May 18, 2016

HSD head should resign, says state Senator

Human Services Department Secretary Brent Earnest

One state senator says that the Human Services Department secretary should resign in light of explosive allegations that the department encouraged widespread falsification of food stamp applications to deny emergency benefits.

Human Services Department Secretary Brent Earnest

Human Services Department Secretary Brent Earnest

“It is completely unacceptable that needy New Mexicans, who were eligible for federal food stamps, have been illegally and willfully denied that help for years by the state HSD,” State Sen.
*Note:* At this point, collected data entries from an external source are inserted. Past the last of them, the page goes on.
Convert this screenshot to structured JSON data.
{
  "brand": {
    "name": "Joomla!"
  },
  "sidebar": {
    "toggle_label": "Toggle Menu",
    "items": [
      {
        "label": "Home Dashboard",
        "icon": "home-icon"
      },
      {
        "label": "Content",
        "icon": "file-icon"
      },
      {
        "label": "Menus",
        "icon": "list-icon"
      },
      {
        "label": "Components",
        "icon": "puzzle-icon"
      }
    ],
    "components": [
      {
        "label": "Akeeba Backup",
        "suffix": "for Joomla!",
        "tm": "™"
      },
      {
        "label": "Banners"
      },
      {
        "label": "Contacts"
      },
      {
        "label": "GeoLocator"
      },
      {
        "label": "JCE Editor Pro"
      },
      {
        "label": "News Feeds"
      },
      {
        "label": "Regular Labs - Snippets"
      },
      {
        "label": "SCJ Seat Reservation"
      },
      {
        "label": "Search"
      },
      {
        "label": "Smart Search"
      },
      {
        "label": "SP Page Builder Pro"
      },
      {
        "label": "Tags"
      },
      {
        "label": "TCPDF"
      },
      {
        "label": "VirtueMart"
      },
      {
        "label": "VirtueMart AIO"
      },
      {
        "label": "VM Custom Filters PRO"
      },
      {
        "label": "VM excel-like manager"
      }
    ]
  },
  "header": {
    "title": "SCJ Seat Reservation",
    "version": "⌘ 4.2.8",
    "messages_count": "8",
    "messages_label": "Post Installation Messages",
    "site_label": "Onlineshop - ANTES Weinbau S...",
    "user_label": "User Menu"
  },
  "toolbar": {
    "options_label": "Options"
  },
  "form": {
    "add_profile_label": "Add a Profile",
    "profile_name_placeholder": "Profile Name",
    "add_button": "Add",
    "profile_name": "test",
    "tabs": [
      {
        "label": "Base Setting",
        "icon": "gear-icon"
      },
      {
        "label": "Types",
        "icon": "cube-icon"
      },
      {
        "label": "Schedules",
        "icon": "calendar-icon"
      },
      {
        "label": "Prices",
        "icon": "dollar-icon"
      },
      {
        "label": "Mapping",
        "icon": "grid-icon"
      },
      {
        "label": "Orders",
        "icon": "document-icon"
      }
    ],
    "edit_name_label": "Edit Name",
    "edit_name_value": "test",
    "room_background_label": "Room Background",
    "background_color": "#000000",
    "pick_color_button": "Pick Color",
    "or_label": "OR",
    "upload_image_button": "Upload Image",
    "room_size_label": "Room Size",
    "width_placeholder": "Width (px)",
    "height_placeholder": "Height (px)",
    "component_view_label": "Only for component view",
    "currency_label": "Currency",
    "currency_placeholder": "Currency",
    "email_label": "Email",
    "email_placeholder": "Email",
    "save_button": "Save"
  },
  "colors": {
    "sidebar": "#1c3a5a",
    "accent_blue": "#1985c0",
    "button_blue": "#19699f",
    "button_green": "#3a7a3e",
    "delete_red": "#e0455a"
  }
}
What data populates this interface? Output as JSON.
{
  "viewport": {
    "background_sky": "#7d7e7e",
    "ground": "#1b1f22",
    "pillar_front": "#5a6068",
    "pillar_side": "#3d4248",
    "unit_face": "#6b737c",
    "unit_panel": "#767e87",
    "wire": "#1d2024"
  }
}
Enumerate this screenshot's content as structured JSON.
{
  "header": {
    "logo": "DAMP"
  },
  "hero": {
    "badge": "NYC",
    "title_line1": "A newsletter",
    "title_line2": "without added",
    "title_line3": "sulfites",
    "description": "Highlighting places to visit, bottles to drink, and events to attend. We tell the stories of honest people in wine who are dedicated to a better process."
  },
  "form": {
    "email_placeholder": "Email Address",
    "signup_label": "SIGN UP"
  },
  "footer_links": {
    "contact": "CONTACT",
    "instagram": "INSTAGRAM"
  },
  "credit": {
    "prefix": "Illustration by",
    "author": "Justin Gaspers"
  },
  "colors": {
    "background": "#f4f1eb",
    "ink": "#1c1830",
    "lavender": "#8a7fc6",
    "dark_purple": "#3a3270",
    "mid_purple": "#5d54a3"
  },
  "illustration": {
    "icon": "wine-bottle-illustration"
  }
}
Jerry Ortiz y Pino, D-Albuquerque, said. “If Secretary Earnest did not know this was happening, he failed to lead the agency.  If he did know, but did nothing, then this is may be a very serious legal matter.”

Brent Earnest, the secretary of HSD, announced an internal investigation into the allegations last month.

It is because of a legal matter that the allegations came to light in the first place.

Ortiz y Pino is the chair of the interim legislative Health and Human Services Committee.

The allegations came from nearly a dozen workers who process the applications for benefits for emergency aid from the Supplemental Nutrition Assistance Program, or SNAP.

Federal law requires states to give food benefits for applicants who qualify for expedited, sometimes called emergency, benefits within seven days of the application. But a number of employees who process the applications claimed HSD instructed them to falsely add money assets to applications that weren’t completed within the required seven days.

Sen. Jerry Ortiz y Pino, D-Albuquerque, on the Senate floor speaking about marijuana legalization.

Andy Lyman

Sen. Jerry Ortiz y Pino, D-Albuquerque, on the Senate floor.

The allegations took place during testimony in a federal court case where the Center on Law and Poverty is asking for a federal judge to put a monitor in place at HSD to oversee the department’s processing of SNAP and Medicaid benefits.

The allegations came in two court hearings, one in Albuquerque and one in Las Cruces.

In the Las Cruces hearing, where NM Political Report and KRWG were the only media outlets present, top HSD officials avoided testifying by pleading their Fifth Amendment rights nearly 100 times.

The officials pleading the fifth were Income Support Division Director Marilyn Martinez, former Deputy Director Laura Galindo and Taos County ISD Director Emily Floyd.

NM Political Report sought comment from HSD spokesman Kyler Nerison Tuesday through multiple emails. Nerison last week asked for questions to be sent by email, though neither he nor Earnest have responded to our daily emails since then seeking comment on the situation.